As the writer’s block seems to continue, thoughts dance through my head that anyone who know’s me would be slightly confused with. Sure, it’s a well-known fact (at least by those who know me) that I’m a huge art, history and music buff, and as such, these are the topics that typically dominate my writing. Even business and tech have come to the forefront of my preferred subject lists, even as I continue to educate myself in them.
What only those closest to me know is my real fascination with things that are well outside the realm of any humanities study. I was never a strong math student; in fact, I hated math. I hated it every day, every night; because it never made sense in my head that there can be only one answer. I was raised by two lawyers—in my world there’s never just one answer. Thus it would follow that as I’ve completed my schooling and graduated from college, I would only interact with math in professionally necessary capacities: taxes, data metrics, simple calculations, etc.
Yet in times when I find the creative juices refusing to flow, times like today, I find my mind drifting back to topics of mathematical thought, and other topics that are most days seemingly beyond my appreciation. Because why should sitting and pondering mathematical principles appeal to me? I struggled every day in grade and high school with it. Want me to write an 8-page essay? No problem, done in a couple hours. Do these 30 math problems? I’ll see you next week.
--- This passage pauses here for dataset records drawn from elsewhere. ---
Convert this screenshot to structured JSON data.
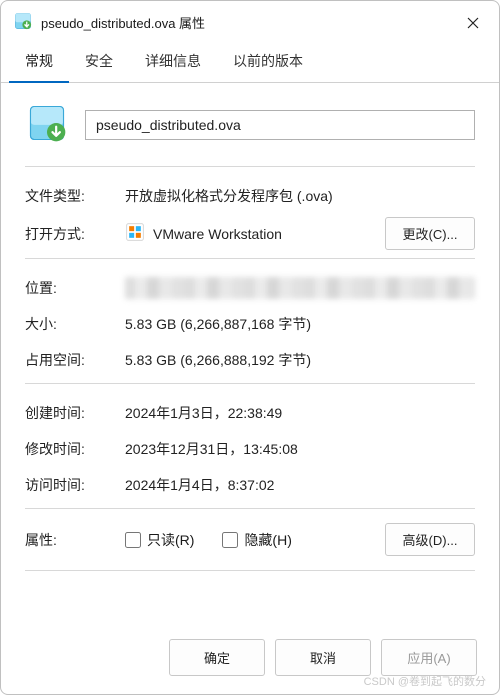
{
  "window": {
    "title": "pseudo_distributed.ova 属性"
  },
  "tabs": {
    "general": "常规",
    "security": "安全",
    "details": "详细信息",
    "previous": "以前的版本"
  },
  "filename": "pseudo_distributed.ova",
  "labels": {
    "fileType": "文件类型:",
    "opensWith": "打开方式:",
    "location": "位置:",
    "size": "大小:",
    "sizeOnDisk": "占用空间:",
    "created": "创建时间:",
    "modified": "修改时间:",
    "accessed": "访问时间:",
    "attributes": "属性:"
  },
  "values": {
    "fileType": "开放虚拟化格式分发程序包 (.ova)",
    "opensWith": "VMware Workstation",
    "size": "5.83 GB (6,266,887,168 字节)",
    "sizeOnDisk": "5.83 GB (6,266,888,192 字节)",
    "created": "2024年1月3日，22:38:49",
    "modified": "2023年12月31日，13:45:08",
    "accessed": "2024年1月4日，8:37:02"
  },
  "buttons": {
    "change": "更改(C)...",
    "advanced": "高级(D)...",
    "ok": "确定",
    "cancel": "取消",
    "apply": "应用(A)"
  },
  "checkboxes": {
    "readonly": "只读(R)",
    "hidden": "隐藏(H)"
  },
  "watermark": "CSDN @卷到起飞的数分"
}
Perhaps it’s precisely my artistic mindset that drives me to ponder about things like mathematical thought and application—the worst thing for an artist is to feel that you’ve mastered something so much that it’s become stale to your growth. Mastery of any such thing in itself is irrelevant; what matters is how it feels. Am I being challenged or is this a rehashing of what I did yesterday? Thus on day two of my writer’s block, I find myself thinking not of tech trends or the socio-economics of medieval Britain, but of the interconnections of math principles and philosophical thought. Go figure.